The Ongoing Nature of Ongoing Dialogues:

Telecommunications providers need to develop an institutional memory of each customer in order to be able to maintain a fluid, ongoing conversation across channels. Effective dialogues are not about getting interactions right once at a particular point in time, they're about getting them right continuously by connecting them across time to nurture ongoing relationships.

Moving to a dialogue-based strategy requires stopping to listen—and maintaining a conversation level that is comfortable to the customer. It is about ensuring that each interaction has a true potential positive value that outweighs the value of no interaction at all. And this will sometimes mean choosing one positive contact over another, prioritizing communications and limiting volume in order to ensure that customers are not over-inundated.

#3: Listen Before You Speak

Shifting to a dialogue approach is also vitally important to keeping the lines of communications open—and campaigns are just points along a continuum of customer communications.
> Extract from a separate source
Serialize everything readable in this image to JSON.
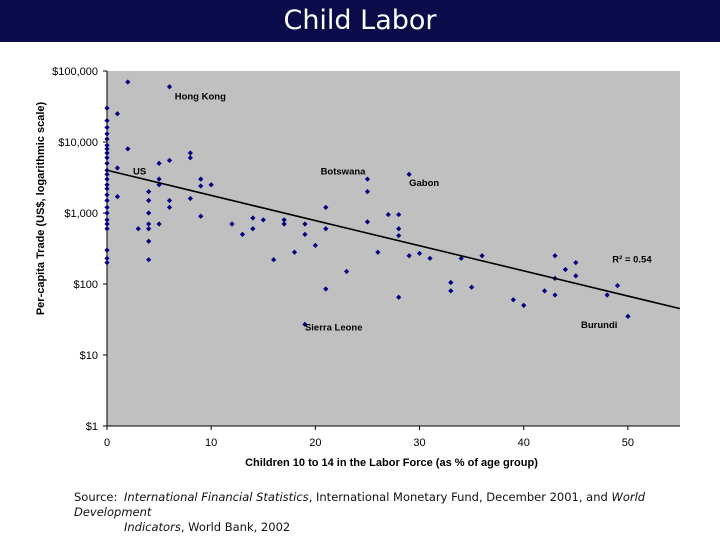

Any given campaign may stir more interest and more sales, but it can also serve to cut short the continuum of contacts. And this is particularly true now that so many communications are made via email.
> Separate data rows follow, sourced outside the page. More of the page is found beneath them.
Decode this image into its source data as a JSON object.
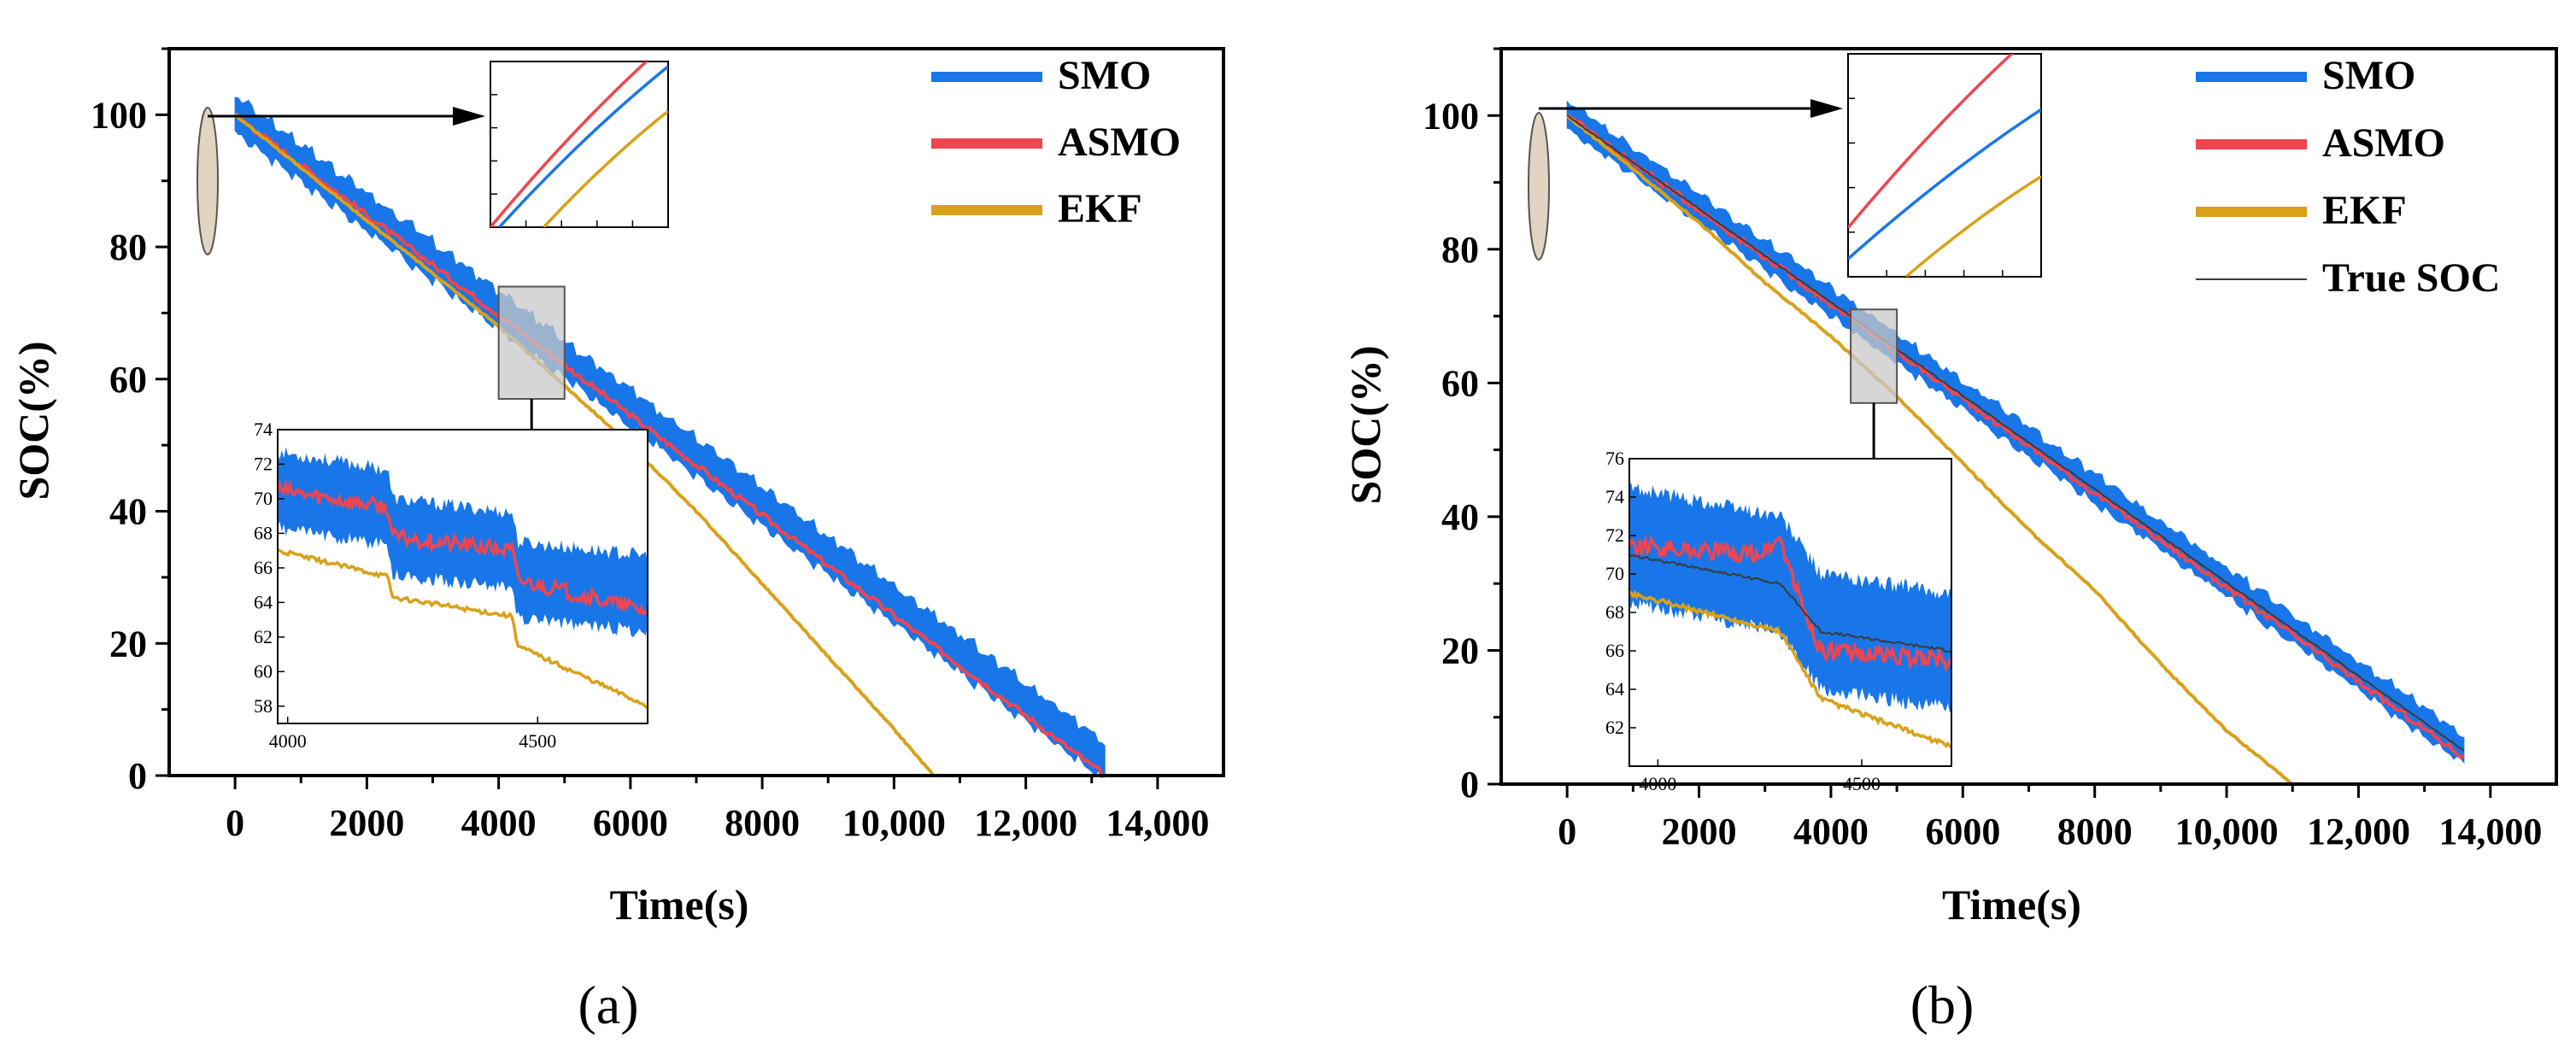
{
  "figure": {
    "panel_labels": [
      "(a)",
      "(b)"
    ]
  },
  "colors": {
    "smo": "#1976e8",
    "asmo": "#ef4550",
    "ekf": "#d9a11a",
    "true_soc": "#3a3a3a",
    "zoom_box": "#c8c8c8"
  },
  "chart_data": [
    {
      "type": "line",
      "panel": "(a)",
      "xlabel": "Time(s)",
      "ylabel": "SOC(%)",
      "xlim": [
        -1000,
        15000
      ],
      "ylim": [
        0,
        110
      ],
      "xticks": [
        0,
        2000,
        4000,
        6000,
        8000,
        10000,
        12000,
        14000
      ],
      "xtick_labels": [
        "0",
        "2000",
        "4000",
        "6000",
        "8000",
        "10,000",
        "12,000",
        "14,000"
      ],
      "yticks": [
        0,
        20,
        40,
        60,
        80,
        100
      ],
      "ytick_labels": [
        "0",
        "20",
        "40",
        "60",
        "80",
        "100"
      ],
      "legend": [
        "SMO",
        "ASMO",
        "EKF"
      ],
      "series": [
        {
          "name": "SMO",
          "x": [
            0,
            13200
          ],
          "y": [
            100,
            2
          ],
          "band": 3.5
        },
        {
          "name": "ASMO",
          "x": [
            0,
            13200
          ],
          "y": [
            100,
            0
          ]
        },
        {
          "name": "EKF",
          "x": [
            0,
            1000,
            2000,
            3000,
            4000,
            5000,
            6000,
            7000,
            8000,
            9000,
            10000,
            10600
          ],
          "y": [
            100,
            92,
            84,
            76,
            68,
            59,
            50,
            40,
            29,
            18,
            7,
            0
          ]
        }
      ],
      "zoom_region": {
        "x": [
          4000,
          5000
        ],
        "y": [
          57,
          74
        ]
      },
      "inset": {
        "xlim": [
          3980,
          4720
        ],
        "ylim": [
          57,
          74
        ],
        "xticks": [
          4000,
          4500
        ],
        "xtick_labels": [
          "4000",
          "4500"
        ],
        "yticks": [
          58,
          60,
          62,
          64,
          66,
          68,
          70,
          72,
          74
        ],
        "ytick_labels": [
          "58",
          "60",
          "62",
          "64",
          "66",
          "68",
          "70",
          "72",
          "74"
        ],
        "series": [
          {
            "name": "SMO",
            "x": [
              3980,
              4200,
              4210,
              4450,
              4460,
              4720
            ],
            "y": [
              70.5,
              69.5,
              67.8,
              67,
              65.3,
              64.5
            ],
            "band": 2.2
          },
          {
            "name": "ASMO",
            "x": [
              3980,
              4200,
              4210,
              4450,
              4460,
              4720
            ],
            "y": [
              70.5,
              69.5,
              67.8,
              67,
              65.3,
              63.5
            ]
          },
          {
            "name": "EKF",
            "x": [
              3980,
              4200,
              4210,
              4450,
              4460,
              4720
            ],
            "y": [
              67,
              65.5,
              64.3,
              63.2,
              61.5,
              58
            ]
          }
        ]
      },
      "start_inset": {
        "series": [
          {
            "name": "ASMO",
            "x": [
              0,
              1
            ],
            "y": [
              0,
              1.12
            ]
          },
          {
            "name": "SMO",
            "x": [
              0.05,
              1
            ],
            "y": [
              0,
              0.97
            ]
          },
          {
            "name": "EKF",
            "x": [
              0.3,
              1
            ],
            "y": [
              0,
              0.7
            ]
          }
        ]
      }
    },
    {
      "type": "line",
      "panel": "(b)",
      "xlabel": "Time(s)",
      "ylabel": "SOC(%)",
      "xlim": [
        -1000,
        15000
      ],
      "ylim": [
        0,
        110
      ],
      "xticks": [
        0,
        2000,
        4000,
        6000,
        8000,
        10000,
        12000,
        14000
      ],
      "xtick_labels": [
        "0",
        "2000",
        "4000",
        "6000",
        "8000",
        "10,000",
        "12,000",
        "14,000"
      ],
      "yticks": [
        0,
        20,
        40,
        60,
        80,
        100
      ],
      "ytick_labels": [
        "0",
        "20",
        "40",
        "60",
        "80",
        "100"
      ],
      "legend": [
        "SMO",
        "ASMO",
        "EKF",
        "True SOC"
      ],
      "series": [
        {
          "name": "SMO",
          "x": [
            0,
            13600
          ],
          "y": [
            100,
            5
          ],
          "band": 2.5
        },
        {
          "name": "ASMO",
          "x": [
            0,
            13600
          ],
          "y": [
            100,
            4
          ]
        },
        {
          "name": "EKF",
          "x": [
            0,
            1000,
            2000,
            3000,
            4000,
            5000,
            6000,
            7000,
            8000,
            9000,
            10000,
            11000
          ],
          "y": [
            100,
            92,
            84,
            75,
            67,
            58,
            48,
            38,
            29,
            18,
            8,
            0
          ]
        },
        {
          "name": "True SOC",
          "x": [
            0,
            13600
          ],
          "y": [
            100,
            5
          ]
        }
      ],
      "zoom_region": {
        "x": [
          4300,
          5000
        ],
        "y": [
          57,
          71
        ]
      },
      "inset": {
        "xlim": [
          3930,
          4720
        ],
        "ylim": [
          60,
          76
        ],
        "xticks": [
          4000,
          4500
        ],
        "xtick_labels": [
          "4000",
          "4500"
        ],
        "yticks": [
          62,
          64,
          66,
          68,
          70,
          72,
          74,
          76
        ],
        "ytick_labels": [
          "62",
          "64",
          "66",
          "68",
          "70",
          "72",
          "74",
          "76"
        ],
        "series": [
          {
            "name": "SMO",
            "x": [
              3930,
              4300,
              4400,
              4720
            ],
            "y": [
              71.5,
              70,
              67,
              66
            ],
            "band": 3.0
          },
          {
            "name": "ASMO",
            "x": [
              3930,
              4250,
              4300,
              4350,
              4400,
              4720
            ],
            "y": [
              71.5,
              71,
              71.8,
              68.5,
              66,
              65.5
            ]
          },
          {
            "name": "EKF",
            "x": [
              3930,
              4300,
              4400,
              4720
            ],
            "y": [
              69,
              67,
              63.5,
              61
            ]
          },
          {
            "name": "True SOC",
            "x": [
              3930,
              4300,
              4400,
              4720
            ],
            "y": [
              71,
              69.5,
              67,
              66
            ]
          }
        ]
      },
      "start_inset": {
        "series": [
          {
            "name": "ASMO",
            "x": [
              0,
              1
            ],
            "y": [
              0.22,
              1.12
            ]
          },
          {
            "name": "SMO",
            "x": [
              0,
              1
            ],
            "y": [
              0.08,
              0.75
            ]
          },
          {
            "name": "EKF",
            "x": [
              0.3,
              1
            ],
            "y": [
              0,
              0.45
            ]
          }
        ]
      }
    }
  ]
}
When customers opt-out, tune-out, or relegate communications to junk mail or spam, the lines of communication are cut. To optimize customer lifetime value, telecoms must rethink how they measure campaign effectiveness. Response rates and conversions are just one side of the equation—to truly understand campaign results, negative results as well as sales that would have happened unprompted—need to be factored in.
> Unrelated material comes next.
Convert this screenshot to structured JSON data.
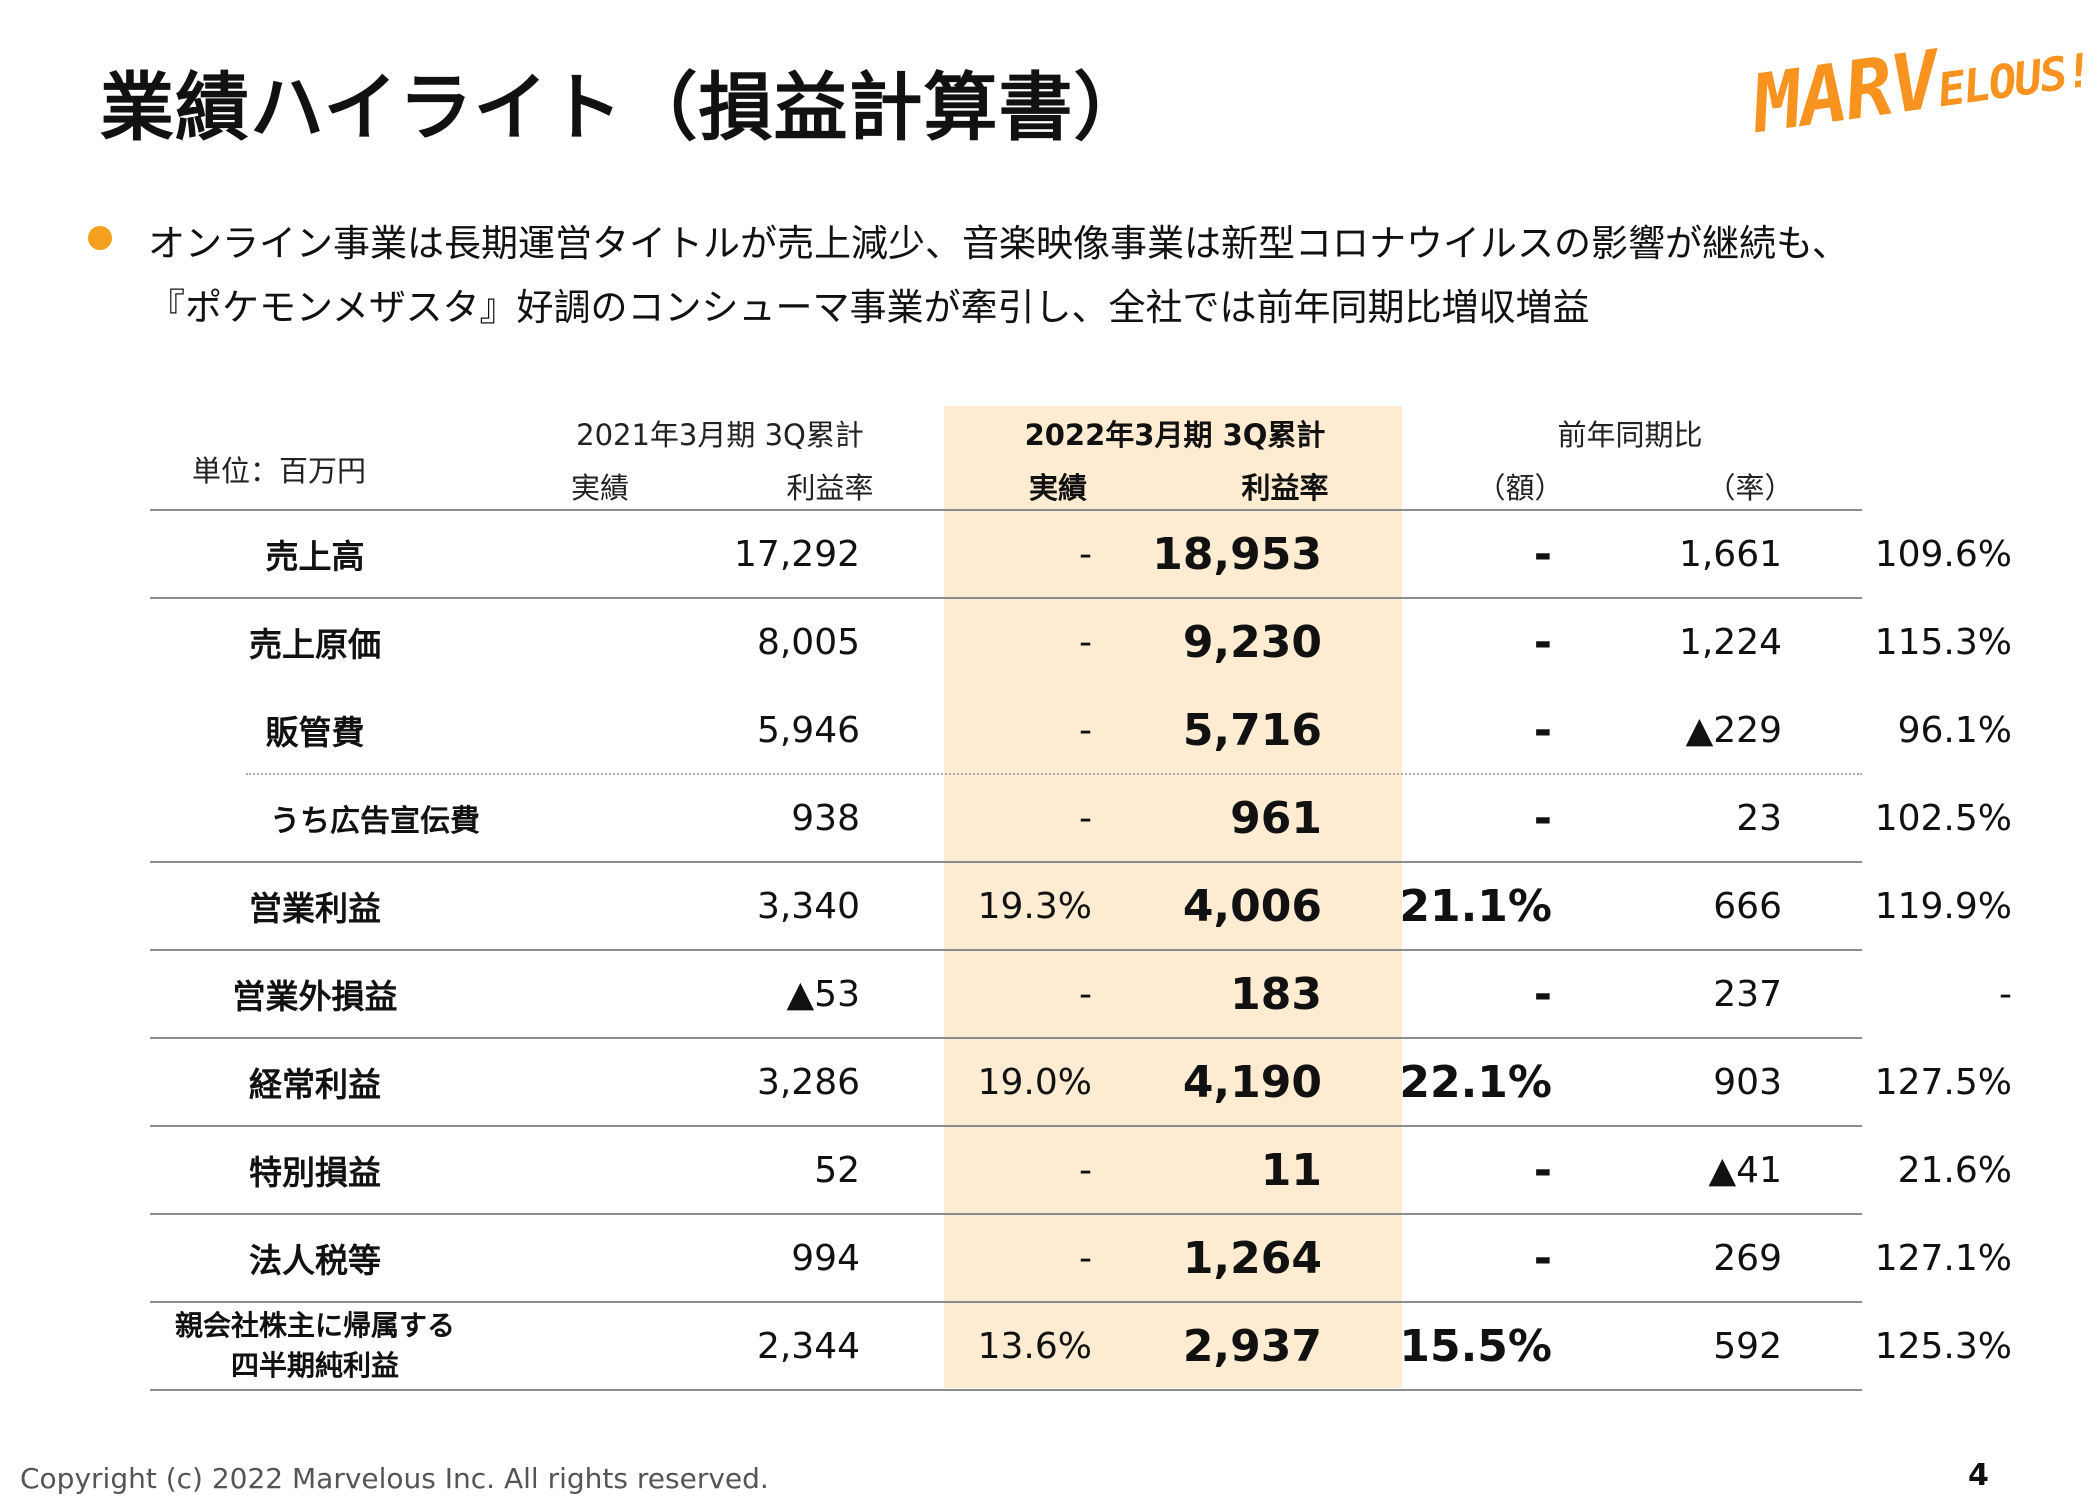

#4: Inform Interactions with Individualized Best-Next-Action Decisioning

Real-time decisioning is particularly powerful at the flashpoint where a customer is on the verge of attrition. Its uses, however, are more extensive. At time of enrollment for periodic proactive account re-evaluations, and reactive adjustments to trigger events … real-time decisioning enables telecoms to be more nimble, more adept at tying customer preferences and needs to appropriate telecom service bundles, and more attuned to their customers overall. The result: better customer relations—and fewer of those flash-point calls. Today, consumers still pick up the phone when they have an issue, question, or concern—and with customer satisfaction low, service packages increasingly complex and competition on the rise, telecoms are getting lots of calls.

Consumers today know about the data companies collect on them. They understand how technology can be used to transfer, share, and interconnect information. They want businesses to have a clear record of their interactions. They don't like to repeat themselves; and, now more than ever, they don't believe that they should have to. At the same time, they have grown to have low expectations for the call-center experience: the long wait times, the "get them off the phone" dynamic, the probability that their calls will be outsourced to someone overseas who will read off a script that may or may not address their question head on.